Writers: Jonathan Nolan, Christopher Nolan

Dir.: Christopher Nolan

Starring: Matthew McConaughey, Anne Hathaway, Jessica Chastain, My Cocaine

I only have a rudimentary understanding of physics. I can just about get my head around relativity and space-time  but when it comes to the multiverse and quantum mechanics my mind just shuts down and runs away. Lucky for me, then, that Christopher Nolan’s latest movie Interstellar appears to only have a loose grasp on the laws of physics.

The narrative of Interstellar is nearly impossible to summarise, simply due to the sheer scope of the thing. Suffice to  say that former talking chest Matthew McConaughey plays Cooper, an ex-NASA pilot turned farmer in a world where everything has gone to hell for some unspecified reason. Basically, there is a blight that is slowly destroying the world’s food sources. He is shanghaied into piloting an exploratory space mission to find new worlds for the human race to colonise, accompanied by a group of the dumbest scientists ever portrayed on celluloid.
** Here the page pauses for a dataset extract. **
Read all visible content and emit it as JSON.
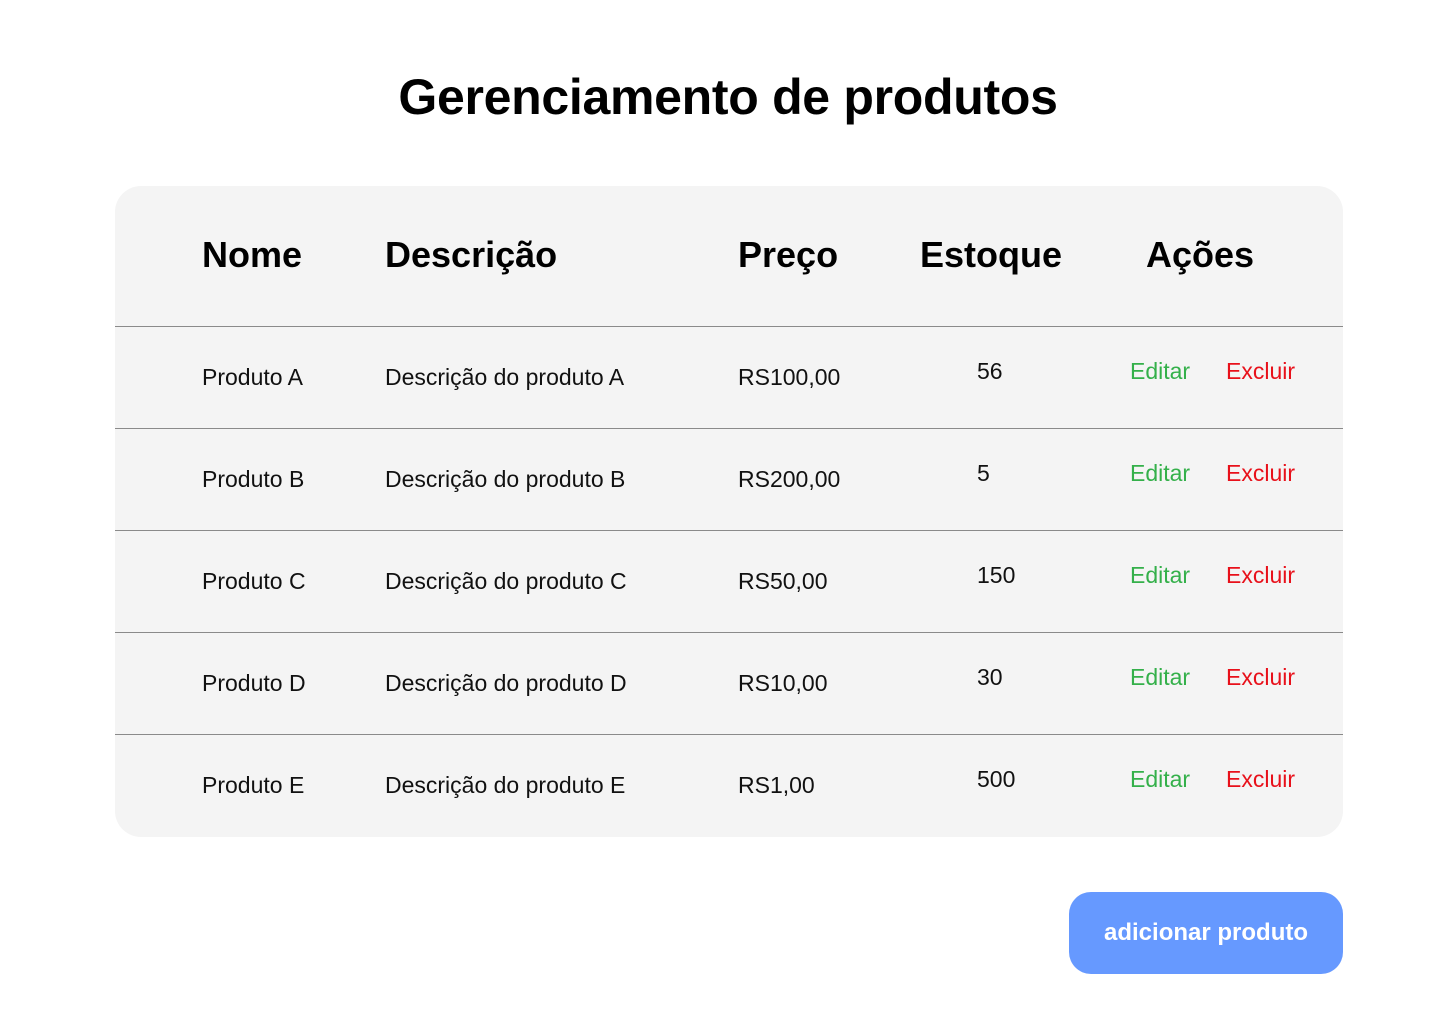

The best thing I can say about the film is that it looks incredible; the scenes on earth are exceptionally well shot and the space visuals are genuinely amazing to watch. The acting is for the most part solid; McConaughey gives an awesome performance (long live the McConaissance), as does Nolan regular Michael Caine. Matt Damon also turned up, much to everyone’s surprise, and nearly steals the show as a castaway explorer who has gone a bit wrong. The other actors – including big names like Anne Hathaway, Casey Affleck and John Lithgow – also do well but their characters are so badly written that it is nearly impossible to take them seriously.

And that’s the chief flaw of the movie, really; the story is convoluted and at times just downright ridiculous. There is a sense that the narrative is trying to do far too much; from the social commentary at the beginning, which attempts to be an indictment of consumerism and materialism, to the  insane ending that comes out of nowhere. The film never seems to decide what it wants to be. Add to that the fact that most of the motivations and actions of the characters are entirely nonsensical and spectacularly dense (I’m no astrophysicist but I’m pretty sure that colonising a planet situated next to a black hole is a pretty stupid idea) and what seems to be a pretty severe sound-mixing problem and what you end up with is a mess of a film.

I can see what Nolan was going for, I really can. But instead of the epic space opera that he had in his head, what we got was a patchwork Frankenstein’s monster of a movie that imitates, but never surpasses, other (better) films.



One thought on “Interstellar

  1. I thought this film was a monumental achievement, and demonstrated that Nolan’s films DO have heart. It gave me exactly what I was hoping for. It’s interesting to read your perspective on it, though.